Невозмутимо, но отчужденно смотрел он на меня. Он не придал особого значения зародившемуся у него подозрению. Горькая складка изменила разрез его губ. Он размышлял с чрезвычайной медлительностью.

— В следующем году, после окончания весенних работ, я поеду в Берген и поступлю в обучение к столяру, — сказал он наконец.

Я почувствовал безудержную потребность выплакаться. Рагнваля я бы предпочел избавить от этого зрелища. Но и отсылать его одного в Ванген мне не хотелось. Отговорившись тем, что должен справить нужду, я вскарабкался по откосу, спрятался за большим камнем и уже собрался дать волю слезам. Но внезапно желание плакать исчезло… На обратном пути мы не проронили ни слова.

— — — — — — — — — — — — — — — — — —

Как бы случайно я заглянул на хутор Сверре Олла. Меня допустили в горницу. Хозяйка была занята: готовила на плите еду. Ее семилетний сын, стоя на стуле, пачкал грязными руками оконное стекло. Юнатан, опустив голову, сидел, одетый, рядом со своей кроватью в плетеном из лыка кресле. Кровать была застелена очень чистым белым бельем. Это казалось удивительным — посреди царящей здесь грязи… Олл вслед за мной протиснулся через дверной проем.

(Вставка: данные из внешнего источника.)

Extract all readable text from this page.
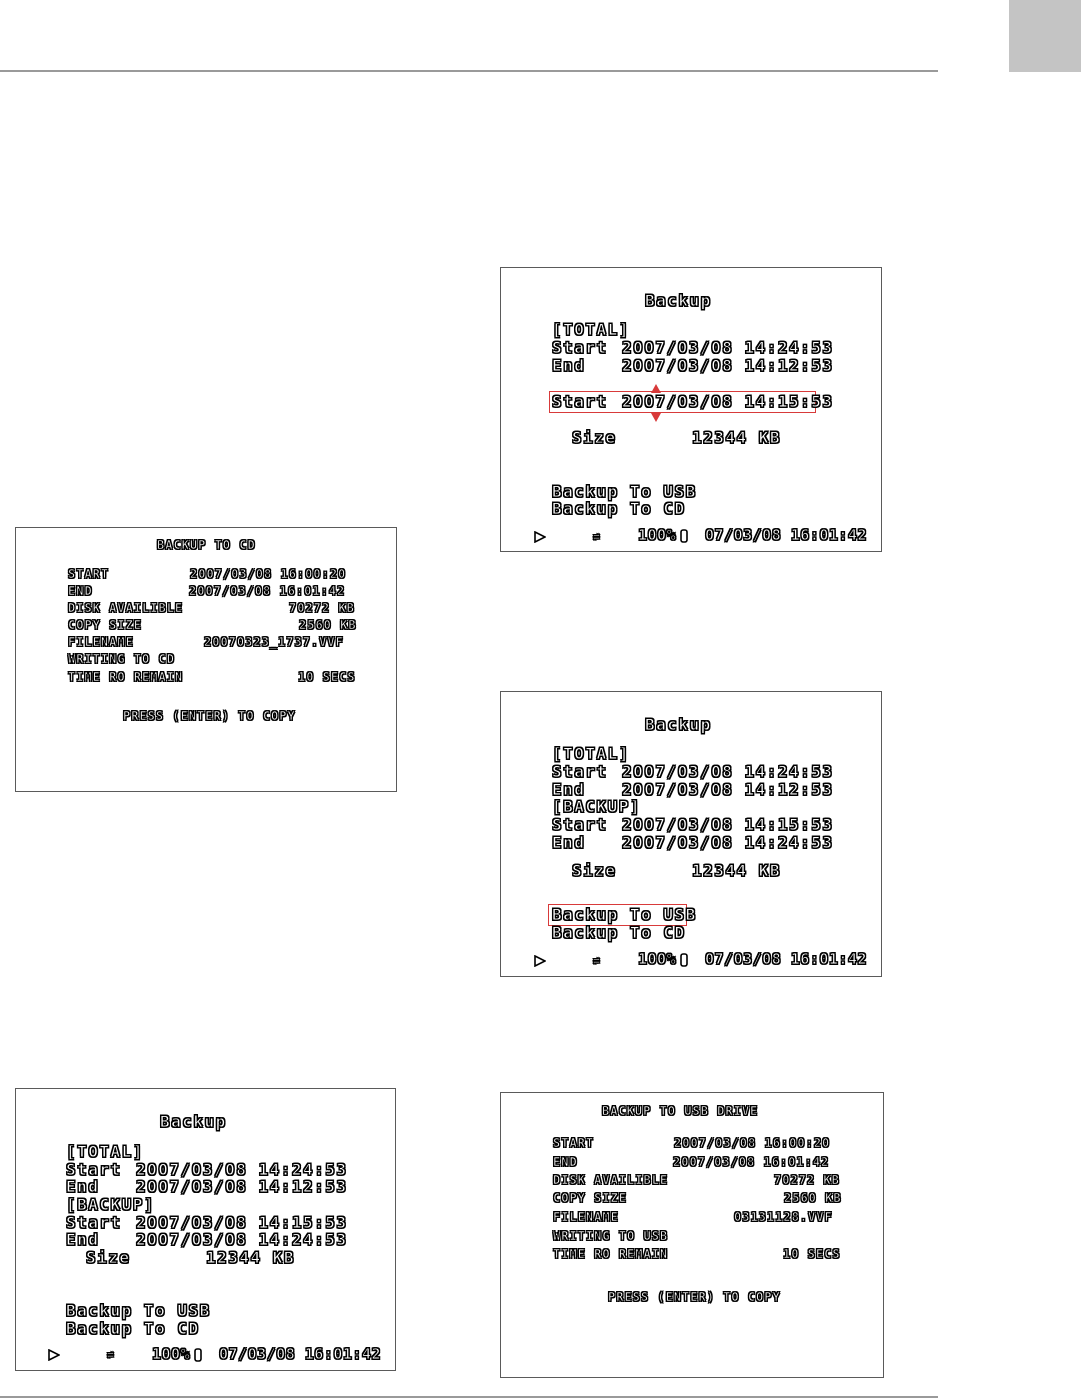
BACKUP TO CD
START	2007/03/08 16:00:20
END	2007/03/08 16:01:42
DISK AVAILIBLE	70272 KB
COPY SIZE	2560 KB
FILENAME	20070323_1737.VVF
WRITING TO CD
TIME RO REMAIN	10 SECS
PRESS (ENTER) TO COPY
Backup
[TOTAL]
Start 2007/03/08 14:24:53
End 2007/03/08 14:12:53
Start 2007/03/08 14:15:53
Size	12344 KB
Backup To USB
Backup To CD
⇌ 100% 07/03/08 16:01:42
Backup
[TOTAL]
Start 2007/03/08 14:24:53
End 2007/03/08 14:12:53
[BACKUP]
Start 2007/03/08 14:15:53
End 2007/03/08 14:24:53
Size	12344 KB
Backup To USB
Backup To CD
⇌ 100% 07/03/08 16:01:42
Backup
[TOTAL]
Start 2007/03/08 14:24:53
End 2007/03/08 14:12:53
[BACKUP]
Start 2007/03/08 14:15:53
End 2007/03/08 14:24:53
Size	12344 KB
Backup To USB
Backup To CD
⇌ 100% 07/03/08 16:01:42
BACKUP TO USB DRIVE
START	2007/03/08 16:00:20
END	2007/03/08 16:01:42
DISK AVAILIBLE	70272 KB
COPY SIZE	2560 KB
FILENAME	03131128.VVF
WRITING TO USB
TIME RO REMAIN	10 SECS
PRESS (ENTER) TO COPY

Я попытался перехватить взгляд Юнатана, повторил свое приветствие и протянул ему руку. Он не шелохнулся. Он, похоже, даже дышал неохотно. Я не смог подавить отвращение к нему и очень расстроился, потому что настоящего сочувствия во мне не было. Я чувствовал, что неопределенная задача, ради которой я пришел сюда, сама собой отпала. Однако отвергнуть человека, отказаться от него только потому, что он не создан так, чтобы его хотелось любить, — унизительно! Если чувственное восприятие закрывается, делается непродуктивным, тогда умирает даже любовь к ближнему… Я попытался осмыслить свои чувства и поймал себя на ужасной черствости. Некое мужское существо, наделенное большой силой, из-за врожденной предрасположенности к женственности как бы утратило свою идентичность… (Как же Рагнвалю не презирать его, если сам Рагнваль хочет стать всего лишь столяром, а этот честолюбец возомнил, что выучится на инженера?) Вовсе не сумасшедший сидел передо мной; а человек в здравом уме, но сломленный. Никакой не больной, а нелюбимый, всеми покинутый. Высокого роста, костистый, с могучим прохладным лбом, только согбенный виной своего одиночества: таким я его увидел. Заколдованный и ожесточившийся против всего человеческого из-за дурманящего зова собственного нутра… Непостижимая раздвоенность его характера казалась мне несовместимой с каким бы то ни было планом души — отталкивающей настолько, что я вообще не распознавал в сидящем передо мной ни человека, ни животное.